I've got an old walnut that is dying last year it had some leaves on it but this year it has none and dome of the top branches are breaking off in the wind. My question is with it in this condition can it still be cut down and milled?

Sent from my iPhone using Wood Forum


----------



## Tilaran (Dec 22, 2012)

milo0566 said:


> I've got an old walnut that is dying last year it had some leaves on it but this year it has none and dome of the top branches are breaking off in the wind. My question is with it in this condition can it still be cut down and milled?
> 
> Sent from my iPhone using Wood Forum


Absolutely ! Pretty much everything in my house came from threes in that condition. Most of mine had a hole running through the center of the heart, full length.
Here in the jungle that's the condition they need to be in to get a removal permit.


----------



## milo0566 (May 10, 2013)

Excellent thanks for the advice! I've got a giant Hickory in the same condition looks like I'm gonna have a lot of wood to work with.

Sent from my iPhone using Wood Forum


----------



## MrElliott1982 (May 8, 2013)

I am in Tulsa, if you have any extra lumber I would be happy to take it off your hands


----------



## milo0566 (May 10, 2013)

*Wood*

Sure after I get it cut down I can send ya a message and share some with ya. I've got 20+ trees that need to come down, most of em are oak and hickory.


----------



## MrElliott1982 (May 8, 2013)

Sounds good, where exactly are you? I might even be able to come and help if you need it. That's if I can convince my wife its not weird to go meet up with some dude I met on the internet LOL


----------



## milo0566 (May 10, 2013)

I'm between Claremore and Pryor. I hope to have them down in a week or two. I'm waiting on the ground to dry up a bit. I've planted slot if grass seed and I'm hoping to minimize the impact to the ground around the trees when I take em down.
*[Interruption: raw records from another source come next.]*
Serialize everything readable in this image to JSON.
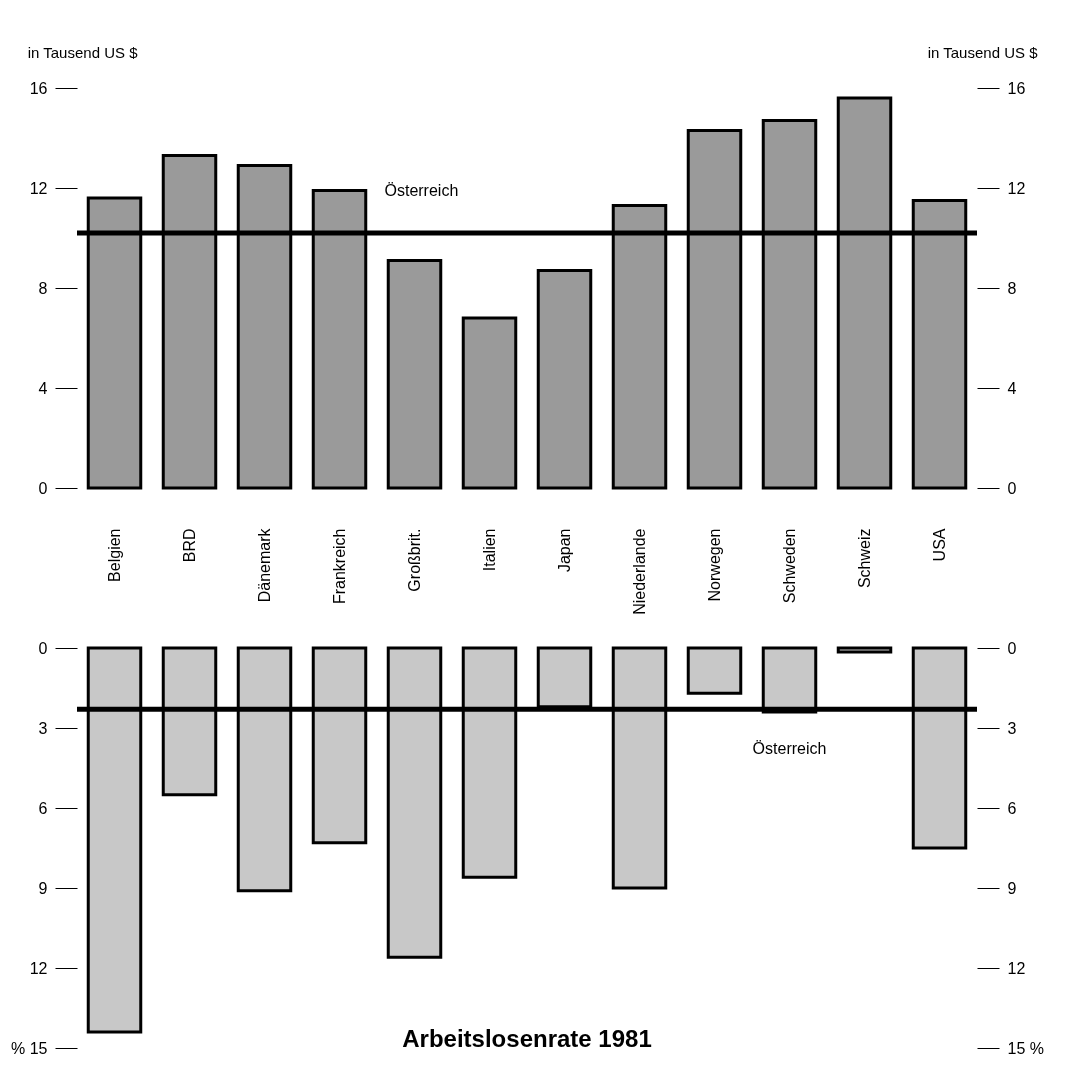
{
  "chart_data": [
    {
      "type": "bar",
      "categories": [
        "Belgien",
        "BRD",
        "Dänemark",
        "Frankreich",
        "Großbrit.",
        "Italien",
        "Japan",
        "Niederlande",
        "Norwegen",
        "Schweden",
        "Schweiz",
        "USA"
      ],
      "values": [
        11.6,
        13.3,
        12.9,
        11.9,
        9.1,
        6.8,
        8.7,
        11.3,
        14.3,
        14.7,
        15.6,
        11.5
      ],
      "color": "#9a9a9a",
      "ylabel": "in Tausend US $",
      "y2label": "in Tausend US $",
      "ylim": [
        0,
        16
      ],
      "yticks": [
        0,
        4,
        8,
        12,
        16
      ],
      "y2lim": [
        0,
        16
      ],
      "y2ticks": [
        0,
        4,
        8,
        12,
        16
      ],
      "ref_lines": [
        {
          "axis": "y",
          "value": 10.2,
          "label": "Österreich"
        }
      ],
      "grid": false
    },
    {
      "type": "bar",
      "title": "Arbeitslosenrate 1981",
      "categories": [
        "Belgien",
        "BRD",
        "Dänemark",
        "Frankreich",
        "Großbrit.",
        "Italien",
        "Japan",
        "Niederlande",
        "Norwegen",
        "Schweden",
        "Schweiz",
        "USA"
      ],
      "values": [
        14.4,
        5.5,
        9.1,
        7.3,
        11.6,
        8.6,
        2.2,
        9.0,
        1.7,
        2.4,
        0.15,
        7.5
      ],
      "color": "#c8c8c8",
      "ylim": [
        15,
        0
      ],
      "yticks": [
        0,
        3,
        6,
        9,
        12,
        {
          "value": 15,
          "label": "% 15"
        }
      ],
      "y2lim": [
        15,
        0
      ],
      "y2ticks": [
        0,
        3,
        6,
        9,
        12,
        {
          "value": 15,
          "label": "15 %"
        }
      ],
      "ref_lines": [
        {
          "axis": "y",
          "value": 2.3,
          "label": "Österreich"
        }
      ],
      "tick_labels": "y",
      "grid": false
    }
  ]
}
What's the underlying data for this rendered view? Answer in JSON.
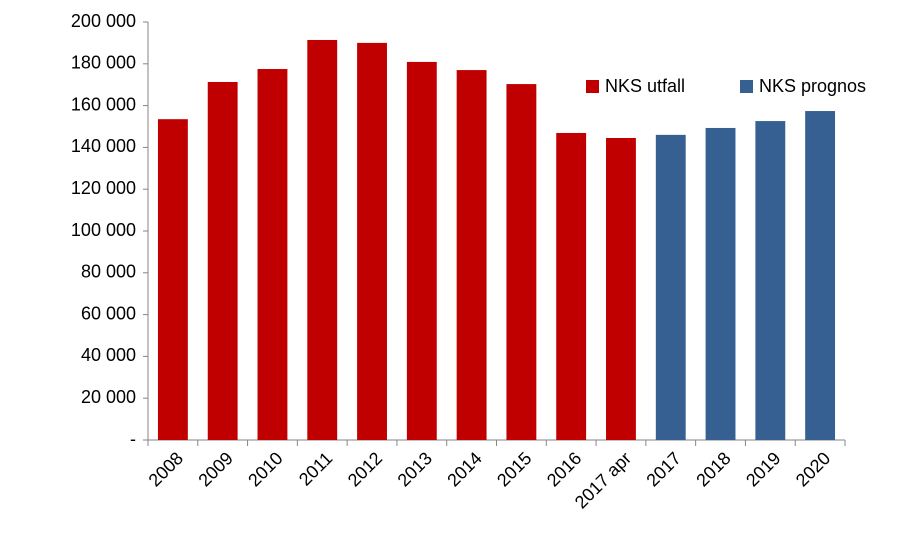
{
  "chart_data": {
    "type": "bar",
    "categories": [
      "2008",
      "2009",
      "2010",
      "2011",
      "2012",
      "2013",
      "2014",
      "2015",
      "2016",
      "2017 apr",
      "2017",
      "2018",
      "2019",
      "2020"
    ],
    "series": [
      {
        "name": "NKS utfall",
        "color": "#c00000",
        "values": [
          153500,
          171300,
          177500,
          191400,
          190000,
          180900,
          177000,
          170300,
          146900,
          144500,
          null,
          null,
          null,
          null
        ]
      },
      {
        "name": "NKS prognos",
        "color": "#376092",
        "values": [
          null,
          null,
          null,
          null,
          null,
          null,
          null,
          null,
          null,
          null,
          146000,
          149300,
          152600,
          157400
        ]
      }
    ],
    "ylim": [
      0,
      200000
    ],
    "yticks": [
      {
        "value": 0,
        "label": "-"
      },
      {
        "value": 20000,
        "label": "20 000"
      },
      {
        "value": 40000,
        "label": "40 000"
      },
      {
        "value": 60000,
        "label": "60 000"
      },
      {
        "value": 80000,
        "label": "80 000"
      },
      {
        "value": 100000,
        "label": "100 000"
      },
      {
        "value": 120000,
        "label": "120 000"
      },
      {
        "value": 140000,
        "label": "140 000"
      },
      {
        "value": 160000,
        "label": "160 000"
      },
      {
        "value": 180000,
        "label": "180 000"
      },
      {
        "value": 200000,
        "label": "200 000"
      }
    ],
    "grid": false,
    "legend": "top-right"
  }
}
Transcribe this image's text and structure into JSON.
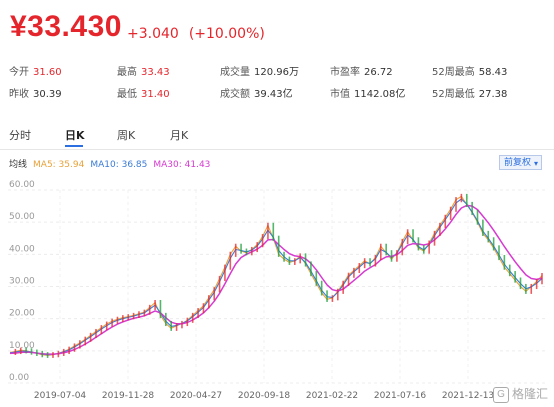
{
  "quote": {
    "price": "¥33.430",
    "change": "+3.040",
    "change_pct": "(+10.00%)"
  },
  "stats": [
    {
      "label": "今开",
      "value": "31.60",
      "color": "red"
    },
    {
      "label": "最高",
      "value": "33.43",
      "color": "red"
    },
    {
      "label": "成交量",
      "value": "120.96万",
      "color": "dark"
    },
    {
      "label": "市盈率",
      "value": "26.72",
      "color": "dark"
    },
    {
      "label": "52周最高",
      "value": "58.43",
      "color": "dark"
    },
    {
      "label": "昨收",
      "value": "30.39",
      "color": "dark"
    },
    {
      "label": "最低",
      "value": "31.40",
      "color": "red"
    },
    {
      "label": "成交额",
      "value": "39.43亿",
      "color": "dark"
    },
    {
      "label": "市值",
      "value": "1142.08亿",
      "color": "dark"
    },
    {
      "label": "52周最低",
      "value": "27.38",
      "color": "dark"
    }
  ],
  "tabs": [
    "分时",
    "日K",
    "周K",
    "月K"
  ],
  "active_tab": "日K",
  "ma": {
    "label": "均线",
    "ma5": "MA5: 35.94",
    "ma10": "MA10: 36.85",
    "ma30": "MA30: 41.43"
  },
  "adjust_button": "前复权",
  "watermark": "格隆汇",
  "chart_data": {
    "type": "line",
    "ylim": [
      0,
      60
    ],
    "y_ticks": [
      "60.00",
      "50.00",
      "40.00",
      "30.00",
      "20.00",
      "10.00",
      "0.00"
    ],
    "x_ticks": [
      "2019-07-04",
      "2019-11-28",
      "2020-04-27",
      "2020-09-18",
      "2021-02-22",
      "2021-07-16",
      "2021-12-13"
    ],
    "series": [
      {
        "color": "#e8a23a",
        "values": [
          9.5,
          9.8,
          10.2,
          10.0,
          9.6,
          9.2,
          8.8,
          8.6,
          8.8,
          9.2,
          9.8,
          10.5,
          11.5,
          12.5,
          13.6,
          14.8,
          16.0,
          17.2,
          18.3,
          19.2,
          19.8,
          20.3,
          20.6,
          21.0,
          21.5,
          22.0,
          23.5,
          25.0,
          21.0,
          18.5,
          17.0,
          17.8,
          18.5,
          19.5,
          21.0,
          22.5,
          24.0,
          26.5,
          29.0,
          32.5,
          36.0,
          40.0,
          42.5,
          41.0,
          40.5,
          41.5,
          43.0,
          45.5,
          49.0,
          45.0,
          40.0,
          38.5,
          37.5,
          38.0,
          39.5,
          37.0,
          34.0,
          31.0,
          28.0,
          26.0,
          26.5,
          28.5,
          31.0,
          33.5,
          35.0,
          36.5,
          38.0,
          37.0,
          39.0,
          42.5,
          40.5,
          38.5,
          40.5,
          44.0,
          47.0,
          44.5,
          42.0,
          41.0,
          43.5,
          46.5,
          49.0,
          51.5,
          54.0,
          57.0,
          58.0,
          55.5,
          53.0,
          50.0,
          46.5,
          44.5,
          42.0,
          39.0,
          36.0,
          34.0,
          32.0,
          30.0,
          28.5,
          30.0,
          31.5,
          33.4
        ]
      },
      {
        "color": "#3a7bd5",
        "values": [
          9.4,
          9.6,
          9.9,
          9.9,
          9.6,
          9.3,
          9.0,
          8.8,
          8.9,
          9.2,
          9.7,
          10.3,
          11.2,
          12.2,
          13.3,
          14.4,
          15.6,
          16.8,
          17.8,
          18.8,
          19.5,
          20.0,
          20.4,
          20.8,
          21.3,
          21.8,
          23.0,
          24.2,
          21.8,
          19.2,
          17.6,
          17.9,
          18.5,
          19.3,
          20.6,
          22.0,
          23.5,
          25.8,
          28.2,
          31.5,
          35.0,
          38.8,
          41.5,
          41.2,
          40.8,
          41.3,
          42.6,
          44.8,
          47.5,
          45.3,
          41.2,
          39.2,
          38.0,
          38.0,
          39.0,
          37.4,
          34.8,
          31.8,
          28.8,
          26.8,
          26.6,
          28.2,
          30.5,
          33.0,
          34.6,
          36.0,
          37.5,
          37.2,
          38.6,
          41.5,
          40.6,
          39.0,
          40.3,
          43.2,
          46.0,
          44.6,
          42.4,
          41.4,
          43.0,
          45.8,
          48.4,
          50.8,
          53.2,
          56.0,
          57.2,
          55.6,
          53.2,
          50.4,
          47.2,
          45.0,
          42.6,
          39.8,
          36.9,
          34.8,
          32.8,
          30.9,
          29.3,
          29.9,
          31.0,
          32.5
        ]
      },
      {
        "color": "#d63ad1",
        "values": [
          9.2,
          9.3,
          9.5,
          9.6,
          9.5,
          9.3,
          9.1,
          9.0,
          9.0,
          9.1,
          9.4,
          9.8,
          10.4,
          11.2,
          12.1,
          13.1,
          14.2,
          15.3,
          16.4,
          17.4,
          18.3,
          19.0,
          19.6,
          20.1,
          20.5,
          20.9,
          21.6,
          22.4,
          21.8,
          20.3,
          18.9,
          18.4,
          18.4,
          18.8,
          19.6,
          20.6,
          21.8,
          23.4,
          25.4,
          27.9,
          30.8,
          34.0,
          37.0,
          39.0,
          40.0,
          40.8,
          41.6,
          42.8,
          44.5,
          44.6,
          43.0,
          41.5,
          40.2,
          39.5,
          39.3,
          38.6,
          37.2,
          35.2,
          32.8,
          30.5,
          29.0,
          28.6,
          29.2,
          30.5,
          31.9,
          33.3,
          34.8,
          35.8,
          36.8,
          38.3,
          39.2,
          39.4,
          39.9,
          41.2,
          42.8,
          43.3,
          43.2,
          42.9,
          43.3,
          44.5,
          46.0,
          47.9,
          50.0,
          52.4,
          54.4,
          55.2,
          55.0,
          53.9,
          51.9,
          49.8,
          47.5,
          45.0,
          42.4,
          40.0,
          37.7,
          35.6,
          33.6,
          32.5,
          32.2,
          32.6
        ]
      }
    ]
  }
}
Give me an email address and I can contact ya when I get to that point.

Sent from my iPhone using Wood Forum


----------



## MrElliott1982 (May 8, 2013)

mr Elliott 1982 @ gmail com


----------



## milo0566 (May 10, 2013)

Got it.

Sent from my iPhone using Wood Forum


----------



## johnep (Apr 12, 2007)

AS a rule, do not publish email addresses on the open forum. Use a PM.
Spambots always on the look out for potential addresses.
johnep


----------



## MrElliott1982 (May 8, 2013)

johnep34 said:


> AS a rule, do not publish email addresses on the open forum. Use a PM.
> Spambots always on the look out for potential addresses.
> johnep


Thanks, I edited it so a bot hopefully wont find it. He dosent have PM yet or I would have sent it that way


----------